Matt Wagner concebe esse Universo com base em uma interessante pesquisa da sociedade e criminalidade estadunidenses nos anos 1930 e 1940, trazendo para os quadrinhos elementos da primeira grande fase das histórias de gângster (no presente caso, logo após o fim da Lei Seca) e homenageando os personagens Nick e Nora Charles do romance O Homem Magro (1934), de Dashiell Hammet. No entanto, o leitor encontrará aqui referências diretas ou indiretas a Seara Vermelha e A Estranha Maldição, do mesmo autor, além de todo o espírito das histórias com o detetive Philip Marlowe, personagem criado por Raymond Chandler em O Sono Eterno (1939).
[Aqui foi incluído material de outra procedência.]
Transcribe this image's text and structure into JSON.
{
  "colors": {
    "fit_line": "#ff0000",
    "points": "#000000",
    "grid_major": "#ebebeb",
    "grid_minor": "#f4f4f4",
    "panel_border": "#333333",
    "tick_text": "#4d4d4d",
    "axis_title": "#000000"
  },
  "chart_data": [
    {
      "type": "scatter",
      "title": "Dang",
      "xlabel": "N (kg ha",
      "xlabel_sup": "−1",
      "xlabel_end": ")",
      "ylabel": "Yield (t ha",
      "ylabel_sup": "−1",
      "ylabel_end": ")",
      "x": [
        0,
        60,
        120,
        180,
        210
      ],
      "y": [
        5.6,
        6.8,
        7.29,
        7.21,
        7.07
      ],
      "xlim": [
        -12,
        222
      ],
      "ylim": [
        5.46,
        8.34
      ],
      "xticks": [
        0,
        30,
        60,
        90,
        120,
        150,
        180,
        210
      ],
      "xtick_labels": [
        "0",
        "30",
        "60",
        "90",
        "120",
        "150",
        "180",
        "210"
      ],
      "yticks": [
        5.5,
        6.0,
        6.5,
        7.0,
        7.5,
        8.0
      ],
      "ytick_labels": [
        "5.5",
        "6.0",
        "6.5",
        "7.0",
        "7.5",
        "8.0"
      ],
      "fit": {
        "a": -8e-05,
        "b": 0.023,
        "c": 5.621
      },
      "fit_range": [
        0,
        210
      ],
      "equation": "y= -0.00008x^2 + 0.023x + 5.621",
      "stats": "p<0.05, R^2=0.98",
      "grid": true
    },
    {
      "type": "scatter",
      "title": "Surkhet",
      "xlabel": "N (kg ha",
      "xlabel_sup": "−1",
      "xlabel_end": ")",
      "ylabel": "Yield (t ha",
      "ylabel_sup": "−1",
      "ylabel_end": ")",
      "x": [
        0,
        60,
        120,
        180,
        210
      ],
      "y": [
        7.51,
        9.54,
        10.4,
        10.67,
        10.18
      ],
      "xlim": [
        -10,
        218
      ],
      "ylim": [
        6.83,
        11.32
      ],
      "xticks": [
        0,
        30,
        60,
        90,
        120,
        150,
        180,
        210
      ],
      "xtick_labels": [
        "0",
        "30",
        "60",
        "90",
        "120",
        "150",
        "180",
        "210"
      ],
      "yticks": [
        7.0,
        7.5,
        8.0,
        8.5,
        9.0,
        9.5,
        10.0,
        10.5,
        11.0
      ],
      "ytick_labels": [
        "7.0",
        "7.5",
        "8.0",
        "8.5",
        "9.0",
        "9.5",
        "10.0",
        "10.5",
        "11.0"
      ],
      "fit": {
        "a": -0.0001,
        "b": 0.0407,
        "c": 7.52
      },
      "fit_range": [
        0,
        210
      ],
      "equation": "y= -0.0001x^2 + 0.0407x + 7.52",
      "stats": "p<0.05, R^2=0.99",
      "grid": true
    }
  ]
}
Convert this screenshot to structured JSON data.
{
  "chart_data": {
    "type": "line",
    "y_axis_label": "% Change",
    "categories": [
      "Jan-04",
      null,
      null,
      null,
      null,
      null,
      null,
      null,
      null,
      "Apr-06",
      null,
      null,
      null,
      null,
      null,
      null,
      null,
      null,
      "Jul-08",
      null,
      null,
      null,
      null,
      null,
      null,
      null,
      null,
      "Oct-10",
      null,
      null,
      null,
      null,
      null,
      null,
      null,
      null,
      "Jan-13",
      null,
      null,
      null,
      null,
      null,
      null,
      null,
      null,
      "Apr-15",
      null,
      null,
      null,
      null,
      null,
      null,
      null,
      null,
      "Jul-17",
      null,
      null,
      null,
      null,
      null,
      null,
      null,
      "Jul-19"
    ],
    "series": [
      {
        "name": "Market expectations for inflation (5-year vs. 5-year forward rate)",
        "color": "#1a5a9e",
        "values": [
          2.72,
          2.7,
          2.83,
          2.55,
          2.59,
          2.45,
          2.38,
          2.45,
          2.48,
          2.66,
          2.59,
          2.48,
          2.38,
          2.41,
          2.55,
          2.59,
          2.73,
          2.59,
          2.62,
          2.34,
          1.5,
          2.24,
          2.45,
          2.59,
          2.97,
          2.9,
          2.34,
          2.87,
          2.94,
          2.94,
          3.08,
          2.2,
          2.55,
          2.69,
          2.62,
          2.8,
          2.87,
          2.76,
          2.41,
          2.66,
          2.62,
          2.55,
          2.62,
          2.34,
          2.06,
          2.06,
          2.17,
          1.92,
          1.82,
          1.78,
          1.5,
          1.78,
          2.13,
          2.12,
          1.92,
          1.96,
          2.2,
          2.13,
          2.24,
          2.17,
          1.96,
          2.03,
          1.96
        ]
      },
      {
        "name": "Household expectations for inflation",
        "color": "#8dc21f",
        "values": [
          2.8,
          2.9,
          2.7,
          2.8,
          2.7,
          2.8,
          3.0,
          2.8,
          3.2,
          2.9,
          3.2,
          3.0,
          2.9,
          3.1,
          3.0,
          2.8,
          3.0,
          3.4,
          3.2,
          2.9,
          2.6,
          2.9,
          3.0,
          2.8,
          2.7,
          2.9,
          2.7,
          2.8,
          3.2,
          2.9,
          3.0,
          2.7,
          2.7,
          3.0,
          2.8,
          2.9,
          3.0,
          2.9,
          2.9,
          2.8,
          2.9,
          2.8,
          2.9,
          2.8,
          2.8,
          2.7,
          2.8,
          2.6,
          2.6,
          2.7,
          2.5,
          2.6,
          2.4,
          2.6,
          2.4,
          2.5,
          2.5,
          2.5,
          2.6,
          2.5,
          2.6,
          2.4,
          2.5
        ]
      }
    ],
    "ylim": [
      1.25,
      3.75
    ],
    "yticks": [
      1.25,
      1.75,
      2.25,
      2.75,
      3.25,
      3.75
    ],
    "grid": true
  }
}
Considerando as fontes, as homenagens sociais e o encaminhamento dado para os crimes e o processo investigativo, O Tarântula ambienta um cenário diferente das histórias noir, embora eu entenda quem confunda ou aproxime as atmosferas e faça esse tipo de comparação.

O roteiro procura desenvolver aspectos da personalidade e da vida de Wesley Dodds, ao passo que mostra a coragem e a busca por liberdade de Dian Belmont, a filha bon vivant de um promotor. Ao longo dos atos, ela vai mudando de comportamento e sua relação com Dodds torna-se cada vez mais próxima. A emancipação feminina aparece aqui ao lado de crimes contra a mulher, uma boa jogada do roteiro. Embora a questão de gênero não seja uma motivação total para os crimes (o que os motiva, na verdade, é uma herança e a uma vingança), as vítimas são todas mulheres, o que não dá para simplesmente ignorar. Os crimes vão ficando cada vez mais sombrios, e me lembrou um pouco da linha de exposição e investigação de atos terríveis retratados em Antes de Watchmen: Minutemen, que se passa relativamente na mesma época, já na década de 1940.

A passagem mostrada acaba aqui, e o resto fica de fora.